Marina B'Hamel Mishina von dem Restaurant-Ausstatter Glass & Bar Supply befürchtet, dass es noch schlimmer kommen wird, dass auch diejenigen Barbesitzer bald schließen werden müssen, die noch aufhaben. „Sie wissen derzeit nur noch nicht, wann das sein wird." Herzstück der örtlichen Wirtschaft ist der Sonntagsmarkt. „Einige Läden haben extra dafür geöffnet", sagt Mishina. Am vergangenen Sonntag (23.8.) war jedoch der vorerst letzte Markttag. „Zu dem Markt strömen Woche für Woche 4.000 bis 5.000 Besucher. Das war einfach zu gefährlich", sagt der Bürgermeister. „Wir haben nur wenige Polizisten und Mitarbeiter im Rathaus. Wir hätten den Ansturm nicht kontrollieren können." Weiter abgehalten wird der Obst- und Gemüsemarkt unter der Woche. Wann der Sonntagsmarkt wieder öffnen darf, hänge von der Corona-Kurve ab.
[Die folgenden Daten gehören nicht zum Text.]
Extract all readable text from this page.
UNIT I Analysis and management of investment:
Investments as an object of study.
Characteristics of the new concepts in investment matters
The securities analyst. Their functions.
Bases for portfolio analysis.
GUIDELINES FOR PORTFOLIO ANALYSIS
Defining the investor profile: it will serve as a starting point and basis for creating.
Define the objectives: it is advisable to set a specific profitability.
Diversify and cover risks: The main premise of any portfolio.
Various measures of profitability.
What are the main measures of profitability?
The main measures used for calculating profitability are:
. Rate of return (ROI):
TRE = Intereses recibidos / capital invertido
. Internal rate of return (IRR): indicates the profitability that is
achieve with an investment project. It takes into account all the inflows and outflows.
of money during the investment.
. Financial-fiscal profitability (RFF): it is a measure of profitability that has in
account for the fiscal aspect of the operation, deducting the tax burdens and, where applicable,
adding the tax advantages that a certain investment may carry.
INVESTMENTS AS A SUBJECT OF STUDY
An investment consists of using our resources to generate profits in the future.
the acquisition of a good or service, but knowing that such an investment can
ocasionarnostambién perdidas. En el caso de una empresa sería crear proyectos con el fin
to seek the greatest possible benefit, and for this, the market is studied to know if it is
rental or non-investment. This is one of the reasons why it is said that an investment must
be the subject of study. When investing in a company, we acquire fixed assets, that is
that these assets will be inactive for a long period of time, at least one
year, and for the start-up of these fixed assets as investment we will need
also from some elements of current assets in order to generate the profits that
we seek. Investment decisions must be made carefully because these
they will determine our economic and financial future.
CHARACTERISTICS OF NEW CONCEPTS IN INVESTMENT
Der mallorquinische Bauernverband befürchtet, dass daraus ein Dominoeffekt entstehen könnte und nach Santa Maria weitere Ortschaften ihre Märkte schließen. „Dabei ist es viel sicherer, auf einem kleinen Markt an der frischen Luft einzukaufen als in einem großen Supermarkt, wo alle Kunden in eine geschlossene Halle gedrängt sind", sagt Sebastià ­Ordines gegenüber dem „Diario de Mallorca". „Für viele Kleinbauern sind die Märkte die einzige Möglichkeit, ihre Produkte zu verkaufen."

Damit die Corona-Kurve schnellstmöglich abflacht, fährt der Bürgermeister wieder seinen Traktor aus der Garage. „Bereits während des Lockdowns hatten wir einen Aufruf gestartet, damit die Landwirte uns helfen, das Dorf zu desinfizieren. Damals bekamen wir an die 20 Traktoren zusammen", sagt Canyelles. Diesmal haben die Landwirte weniger Zeit, da sie mit der Ernte beschäftigt sind. So hat der Bürgermeister mehr zu tun. „Ich bin selbst Hobby-Landwirt, und der Traktor ist meiner. Zudem muss ich als Vorbild vorangehen." Drei Mal wöchentlich zieht er zwei Stunden seine Runden durchs Dorf, um Straßen und Bänke zu desinfizieren. „Die Gesundheitsbehörde meint, dass Reinlichkeit eine gute Präventivmaßnahme ist. Da fangen wir bei der Gemeinde an."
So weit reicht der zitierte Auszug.